3 min Read
Why I’m fed up with wish lists
December 16, 2013
3 min Read
December 16, 2013
Anyone familiar with the classic film “A Christmas Story” knows the importance of making your gift requests clear. Ralphie almost blew it, too. When it came time for the blond, bespectacled boy to sit on Santa’s knee, instead of saying he wanted a “Red Ryder Rifle BB Gun with a compass in the stock and this thing which tells time,” he mumbled, “Oh, just a football.” (Spoiler alert: Ralphie gets his wish in the end. If you haven’t seen this movie, it’s required holiday viewing.)
OK, I get it. People want to give a good gift. They don’t want to add to our growing clutter with a tchotchke that will eventually find its way to Value Village. For some of us, finding the right gift can even be a source of stress, so a list is helpful. Similarly, we want to receive gifts that we’ll put to good use or that we wouldn’t mind having for the next few years.
My kids formally submit their lists to me in early December (one daughter’s might as well be a scroll). My husband even makes a list. But I barely glance at it. I know my family pretty well. I feel confident that I can find them things that they will like. I want to surprise them. When I was 14, I snooped for my Christmas gifts and found all of them (not very well hidden Mom). Then I pretended to act surprised when I opened them. It was a downer frankly.
Like most parents, I wager, my kids have been telling me things they want all year long. I keep their wishes in mind. I see things in stores that I think will be perfect for them. I either buy then, or tuck them away in my brain for gift-giving time. Then on Christmas morning, they are blown away when they open gifts that they had never even thought of.
Similarly, I want my family to put in a bit of thinking when coming up with gift ideas for me. They ask for my list, but I don’t have one. Why? Because I will like pretty much anything they choose to buy or make me. Somehow it seems like gift-giving has become all about crossing something off someone’s list, rather than taking joy and care in choosing a gift.
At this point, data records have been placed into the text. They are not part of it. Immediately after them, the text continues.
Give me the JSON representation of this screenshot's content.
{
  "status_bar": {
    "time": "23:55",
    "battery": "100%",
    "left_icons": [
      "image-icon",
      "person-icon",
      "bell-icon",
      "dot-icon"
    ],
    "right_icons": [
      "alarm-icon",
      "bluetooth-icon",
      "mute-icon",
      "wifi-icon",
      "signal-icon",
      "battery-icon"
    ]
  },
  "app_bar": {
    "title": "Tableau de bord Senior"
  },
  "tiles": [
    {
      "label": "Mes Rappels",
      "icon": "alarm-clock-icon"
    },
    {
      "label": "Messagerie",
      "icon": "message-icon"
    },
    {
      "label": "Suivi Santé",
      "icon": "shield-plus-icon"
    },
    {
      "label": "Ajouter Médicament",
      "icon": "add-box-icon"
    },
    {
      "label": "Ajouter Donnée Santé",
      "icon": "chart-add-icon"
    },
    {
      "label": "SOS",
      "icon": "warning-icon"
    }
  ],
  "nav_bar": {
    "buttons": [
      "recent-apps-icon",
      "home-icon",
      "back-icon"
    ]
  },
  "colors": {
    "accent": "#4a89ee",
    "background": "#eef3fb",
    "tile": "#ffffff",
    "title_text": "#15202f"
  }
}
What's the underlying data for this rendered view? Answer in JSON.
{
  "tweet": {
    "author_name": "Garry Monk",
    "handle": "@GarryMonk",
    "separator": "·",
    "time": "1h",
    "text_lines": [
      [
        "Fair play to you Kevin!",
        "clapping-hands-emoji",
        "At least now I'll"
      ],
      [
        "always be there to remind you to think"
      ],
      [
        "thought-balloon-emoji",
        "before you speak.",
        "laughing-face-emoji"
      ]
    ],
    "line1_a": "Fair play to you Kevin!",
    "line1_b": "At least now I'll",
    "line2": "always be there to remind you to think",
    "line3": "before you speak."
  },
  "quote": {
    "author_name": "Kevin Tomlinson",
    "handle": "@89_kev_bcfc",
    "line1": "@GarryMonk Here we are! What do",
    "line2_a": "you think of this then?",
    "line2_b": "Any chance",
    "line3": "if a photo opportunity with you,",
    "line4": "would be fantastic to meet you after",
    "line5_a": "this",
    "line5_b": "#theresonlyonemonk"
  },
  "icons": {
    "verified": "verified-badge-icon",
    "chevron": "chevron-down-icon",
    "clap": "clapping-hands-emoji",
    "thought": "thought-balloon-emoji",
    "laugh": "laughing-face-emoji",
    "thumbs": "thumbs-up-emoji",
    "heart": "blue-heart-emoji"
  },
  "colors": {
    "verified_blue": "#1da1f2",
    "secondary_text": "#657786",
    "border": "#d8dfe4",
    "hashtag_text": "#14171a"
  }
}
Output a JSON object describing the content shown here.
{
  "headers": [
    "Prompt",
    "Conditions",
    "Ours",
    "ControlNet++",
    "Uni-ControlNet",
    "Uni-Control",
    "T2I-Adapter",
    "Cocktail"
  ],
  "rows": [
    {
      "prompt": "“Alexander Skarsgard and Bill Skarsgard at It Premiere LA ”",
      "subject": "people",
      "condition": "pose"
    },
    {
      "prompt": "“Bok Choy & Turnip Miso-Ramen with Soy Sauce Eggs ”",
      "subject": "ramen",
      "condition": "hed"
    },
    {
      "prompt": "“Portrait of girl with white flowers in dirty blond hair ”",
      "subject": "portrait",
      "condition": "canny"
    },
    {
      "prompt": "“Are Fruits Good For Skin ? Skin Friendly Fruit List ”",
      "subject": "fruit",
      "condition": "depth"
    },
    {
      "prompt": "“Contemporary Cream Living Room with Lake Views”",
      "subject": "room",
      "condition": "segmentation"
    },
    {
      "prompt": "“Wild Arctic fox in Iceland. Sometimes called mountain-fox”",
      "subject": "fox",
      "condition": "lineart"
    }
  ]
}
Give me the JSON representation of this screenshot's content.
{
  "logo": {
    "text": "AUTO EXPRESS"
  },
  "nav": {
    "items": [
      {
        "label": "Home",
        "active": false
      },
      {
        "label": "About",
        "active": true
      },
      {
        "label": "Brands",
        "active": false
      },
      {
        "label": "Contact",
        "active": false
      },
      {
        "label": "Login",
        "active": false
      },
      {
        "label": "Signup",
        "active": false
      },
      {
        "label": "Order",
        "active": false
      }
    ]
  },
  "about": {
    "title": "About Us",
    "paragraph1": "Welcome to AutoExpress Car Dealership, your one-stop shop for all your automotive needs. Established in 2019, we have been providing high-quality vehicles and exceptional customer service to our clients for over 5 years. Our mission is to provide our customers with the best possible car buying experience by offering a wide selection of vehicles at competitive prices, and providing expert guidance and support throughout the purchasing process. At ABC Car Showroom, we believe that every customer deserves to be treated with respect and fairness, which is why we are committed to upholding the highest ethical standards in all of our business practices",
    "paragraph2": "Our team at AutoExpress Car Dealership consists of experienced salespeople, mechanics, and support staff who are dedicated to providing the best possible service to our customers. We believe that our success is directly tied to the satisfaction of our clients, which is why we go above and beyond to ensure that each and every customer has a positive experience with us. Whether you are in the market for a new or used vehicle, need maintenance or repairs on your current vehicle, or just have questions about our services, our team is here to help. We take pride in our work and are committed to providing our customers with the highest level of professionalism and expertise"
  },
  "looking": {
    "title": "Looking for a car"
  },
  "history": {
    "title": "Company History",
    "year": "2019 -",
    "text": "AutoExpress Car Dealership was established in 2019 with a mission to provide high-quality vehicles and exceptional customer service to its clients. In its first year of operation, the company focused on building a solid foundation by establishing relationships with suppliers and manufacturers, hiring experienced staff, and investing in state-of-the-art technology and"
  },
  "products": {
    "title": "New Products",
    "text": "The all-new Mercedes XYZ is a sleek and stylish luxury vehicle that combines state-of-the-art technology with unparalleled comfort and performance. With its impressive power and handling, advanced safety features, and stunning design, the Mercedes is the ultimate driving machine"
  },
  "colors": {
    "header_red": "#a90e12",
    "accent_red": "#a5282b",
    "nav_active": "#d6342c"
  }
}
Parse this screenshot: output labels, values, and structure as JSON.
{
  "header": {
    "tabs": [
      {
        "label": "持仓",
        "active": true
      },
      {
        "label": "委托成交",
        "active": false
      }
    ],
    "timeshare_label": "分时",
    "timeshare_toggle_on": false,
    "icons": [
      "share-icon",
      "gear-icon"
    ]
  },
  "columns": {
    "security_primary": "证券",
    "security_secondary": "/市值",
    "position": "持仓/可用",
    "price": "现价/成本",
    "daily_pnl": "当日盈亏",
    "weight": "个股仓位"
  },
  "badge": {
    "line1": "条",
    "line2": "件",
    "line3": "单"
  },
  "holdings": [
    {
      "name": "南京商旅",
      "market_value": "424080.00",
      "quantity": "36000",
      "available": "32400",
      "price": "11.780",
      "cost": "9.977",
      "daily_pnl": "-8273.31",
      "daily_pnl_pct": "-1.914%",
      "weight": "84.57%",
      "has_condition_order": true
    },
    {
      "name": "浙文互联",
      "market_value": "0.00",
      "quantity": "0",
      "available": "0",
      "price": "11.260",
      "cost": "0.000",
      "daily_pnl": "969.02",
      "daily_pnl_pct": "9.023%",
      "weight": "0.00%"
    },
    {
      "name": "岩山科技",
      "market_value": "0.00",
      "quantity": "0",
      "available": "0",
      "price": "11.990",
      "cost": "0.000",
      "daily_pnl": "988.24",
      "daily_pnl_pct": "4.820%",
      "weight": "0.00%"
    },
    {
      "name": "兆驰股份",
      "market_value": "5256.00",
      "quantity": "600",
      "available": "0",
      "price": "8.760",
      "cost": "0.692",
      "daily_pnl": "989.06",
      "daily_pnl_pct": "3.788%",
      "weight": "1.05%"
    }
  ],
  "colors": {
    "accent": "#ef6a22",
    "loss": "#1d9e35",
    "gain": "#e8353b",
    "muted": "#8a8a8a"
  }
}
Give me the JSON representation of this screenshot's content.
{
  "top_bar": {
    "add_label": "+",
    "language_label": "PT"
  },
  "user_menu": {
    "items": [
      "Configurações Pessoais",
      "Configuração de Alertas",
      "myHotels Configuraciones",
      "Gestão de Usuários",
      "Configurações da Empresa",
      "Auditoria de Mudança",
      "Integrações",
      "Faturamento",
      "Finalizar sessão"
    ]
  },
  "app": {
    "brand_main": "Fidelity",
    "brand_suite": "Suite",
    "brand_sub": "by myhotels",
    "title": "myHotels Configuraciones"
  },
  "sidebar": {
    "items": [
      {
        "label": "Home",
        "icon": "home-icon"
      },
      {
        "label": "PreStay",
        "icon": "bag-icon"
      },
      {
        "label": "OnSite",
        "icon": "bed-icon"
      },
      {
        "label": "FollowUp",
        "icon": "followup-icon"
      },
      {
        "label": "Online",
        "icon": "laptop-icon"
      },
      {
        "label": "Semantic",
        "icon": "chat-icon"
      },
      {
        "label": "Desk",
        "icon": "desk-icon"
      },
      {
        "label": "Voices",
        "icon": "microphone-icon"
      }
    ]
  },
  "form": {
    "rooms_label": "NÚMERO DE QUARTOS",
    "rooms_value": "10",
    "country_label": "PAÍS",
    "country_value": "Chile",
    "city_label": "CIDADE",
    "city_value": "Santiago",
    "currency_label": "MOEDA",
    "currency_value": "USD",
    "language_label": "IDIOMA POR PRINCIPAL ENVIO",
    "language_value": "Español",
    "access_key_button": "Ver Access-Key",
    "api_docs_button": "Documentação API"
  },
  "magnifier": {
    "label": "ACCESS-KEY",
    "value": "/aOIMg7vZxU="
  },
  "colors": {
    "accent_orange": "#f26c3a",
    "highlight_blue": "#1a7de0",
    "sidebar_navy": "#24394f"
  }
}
Where’s the spontaneity, that sense of inspiration?
Well-meaning adults like to ask kids what they want for Christmas, but few are as focused as our boy Ralphie. I see their little shoulders shrug, a look of panic washes over their faces. What if you ask Santa for the wrong thing? It’s a lot of pressure to come up with a list!
I say, you don’t need a hard and fast list. You know what your kids want. Even in their letter to Santa, which is in itself a worthwhile exercise, kids can focus on what happened to them this year, rather than the stuff they’d like to get. Let’s abandon the list and teach them to expect the unexpected. Who knows, they might get a hand-made pink bunny costume from Aunt Clara (again, you’ve got to watch A Christmas Story).